I Big Data sono ormai entrati a far parte del mercato tecnologico globale, ma spesso questa definizione viene utilizzata senza aver chiaro di cosa si tratta o di quali sono le accortezze e le tecnologie necessarie per poterli sfruttare al meglio nel loro valore potenziale.
Nel tempo la loro definizione è cambiata, si è evoluto il concetto stesso di Big Data perché sono cambiate le fonti che li generano e di conseguenza le caratteristiche dei Big Data, ma la base rimane costante: i Big Data “non esistono” in quanto nuova entità del mondo moderno, piuttosto possono essere visti come un’evoluzione del concetto di dato che si distingue dal dato “classico” perché ha delle caratteristiche particolari che lo rendono ad altissimo valore aggiunto.

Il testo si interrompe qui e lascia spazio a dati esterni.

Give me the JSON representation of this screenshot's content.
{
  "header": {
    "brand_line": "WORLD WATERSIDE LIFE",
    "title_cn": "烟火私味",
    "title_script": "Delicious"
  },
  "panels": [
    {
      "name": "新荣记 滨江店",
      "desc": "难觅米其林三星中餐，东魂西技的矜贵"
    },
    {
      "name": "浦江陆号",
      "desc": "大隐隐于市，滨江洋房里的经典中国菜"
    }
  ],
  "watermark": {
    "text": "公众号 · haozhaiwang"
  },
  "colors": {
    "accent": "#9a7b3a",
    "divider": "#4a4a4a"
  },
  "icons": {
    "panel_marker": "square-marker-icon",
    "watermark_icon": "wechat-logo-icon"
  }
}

L’analisi dei Big Data, infatti, è in grado di fornire indicazioni preziose per migliorare il business: i Big Data riescono ad essere una fotografia reale ed aggiornata del contesto, per cui le aziende posso usarli per problemi di ottimizzazione, per rendere i processi più efficienti o per trovare nuove opportunità e nuovi modi di aumentare i profitti.
Vediamo nel dettaglio cosa sono i Big Data e che valore aggiunto si può ottenere impostando in azienda adeguati processi di Big Data Analytics.
Cosa sono i big data?
I big data sono definiti come risorse informative (dati) ad alto volume, alta velocità ed alta varietà; richiedono strumenti per la loro gestione ed elaborazione innovativi e convenienti che consentono di migliorare il processo decisionale e ottimizzare l’automazione dei processi.
Questa definizione, tuttavia, non è sufficiente per offrire un quadro completo del “fenomeno Big Data”: non si tratta soltanto di possedere e di gestire grandi moli di dati, la trasformazione in atto è più profonda. Cambia tutto il processo di raccolta, gestione ed uso dei dati, si evolvono le tecnologie a supporto del ciclo di vita del dato e, parallelamente, si sviluppano nuovi ruoli e nuove competenze, ad esempio quella Data Scientist e del Data Engineer.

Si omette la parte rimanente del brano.